By the time the buzz was wearing off
we were standing out on the sidewalk
with our tattoos that looked like [Cup] rings
in the hot [DFW] sun

Tom Gaglardi rode into town in late 2011, and the team long-starved for stability in ownership began to look down the road, for once. Things were still bleak, of course. And it would take another couple of years for Gaglardi to bring on the key pieces in management he wanted in place. In the meantime, the surprising hot start of 2011-12 fizzled out, and the Stars prepared for the lockout-shortened season by unloading Adam Pardy and Steve Ott for Derek Roy. Whether by Gaglardi’s suggestion or not, Joe Nieuwendyk would primarily add short-term veterans like Ray Whitney and Jaromir Jagr, priming the team for a big makeover the following summer.

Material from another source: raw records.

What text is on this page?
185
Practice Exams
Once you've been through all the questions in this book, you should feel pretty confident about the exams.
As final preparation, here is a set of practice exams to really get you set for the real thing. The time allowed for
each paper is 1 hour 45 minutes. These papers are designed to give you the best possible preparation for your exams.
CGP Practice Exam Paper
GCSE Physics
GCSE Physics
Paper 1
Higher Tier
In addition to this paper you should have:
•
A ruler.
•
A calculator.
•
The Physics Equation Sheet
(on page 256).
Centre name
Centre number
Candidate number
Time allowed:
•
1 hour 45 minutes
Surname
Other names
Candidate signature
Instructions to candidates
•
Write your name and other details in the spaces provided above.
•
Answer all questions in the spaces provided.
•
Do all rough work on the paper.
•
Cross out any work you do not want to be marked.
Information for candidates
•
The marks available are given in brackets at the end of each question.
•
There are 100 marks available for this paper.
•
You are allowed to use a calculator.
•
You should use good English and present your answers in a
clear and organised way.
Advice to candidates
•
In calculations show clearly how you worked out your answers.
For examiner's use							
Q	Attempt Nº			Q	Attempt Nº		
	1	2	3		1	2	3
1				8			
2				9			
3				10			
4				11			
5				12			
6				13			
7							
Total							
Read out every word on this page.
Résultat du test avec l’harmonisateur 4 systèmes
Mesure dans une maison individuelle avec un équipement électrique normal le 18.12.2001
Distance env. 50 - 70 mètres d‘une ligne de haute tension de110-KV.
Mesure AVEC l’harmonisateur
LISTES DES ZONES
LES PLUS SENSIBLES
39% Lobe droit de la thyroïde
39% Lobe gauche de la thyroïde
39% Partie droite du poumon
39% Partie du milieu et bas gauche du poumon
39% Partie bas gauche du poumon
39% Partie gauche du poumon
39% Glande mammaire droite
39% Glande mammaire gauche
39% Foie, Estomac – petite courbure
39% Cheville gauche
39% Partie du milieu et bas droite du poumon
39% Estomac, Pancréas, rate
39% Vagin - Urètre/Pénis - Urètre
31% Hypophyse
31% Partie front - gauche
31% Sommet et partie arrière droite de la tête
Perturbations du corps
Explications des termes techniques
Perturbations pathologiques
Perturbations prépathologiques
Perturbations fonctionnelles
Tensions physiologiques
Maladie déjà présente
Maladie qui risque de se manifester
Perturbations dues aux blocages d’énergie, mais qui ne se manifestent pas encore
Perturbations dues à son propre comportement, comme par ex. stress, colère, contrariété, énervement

That makeover involved Jim Nill’s addition, and you all know the story from there. Tyler Seguin, more veterans, and Playoffs, at last. Then the Spezza/Hemsky offseason of 2014 that fueled optimism galore. About that…

Christmas [2014] came around
yeah and everything was going to crap

The new-look Stars weren’t only a team able to spend to the cap; they were a team able to make moves, and that’s exactly what happened after a disastrous beginning to what was supposed to be a promising season. Dillon-for-Demers was one more, but John Klingberg’s promotion was the far more notable act. And Klingberg’s eventual long-term deal was one that Tom Gaglardi surely smiled at, once Nill got it done.

and they seemed to all need to believe it
so we danced and smiled and [Jim Nill] paddled hard beneath it

Oh [we]’ve got you to thank
For this

This isn’t meant to ascribe undue glory to Gaglardi. An owner’s job should always, always be to enable and cauterize, not to manipulate or paralyze. Gaglardi, so far, has enabled his capable staff, and he’s been willing to cut losses (the Aaron Rome compliance buyout being a prominent example) for the good of the team.

So, while Tom Gaglardi isn’t the only one responsible for the Stars’ upward trajectory, he is certainly the one who has paid the most to make it happen. I think I can muster a “thank you” for what that $240 million purchase has meant to fans thus far.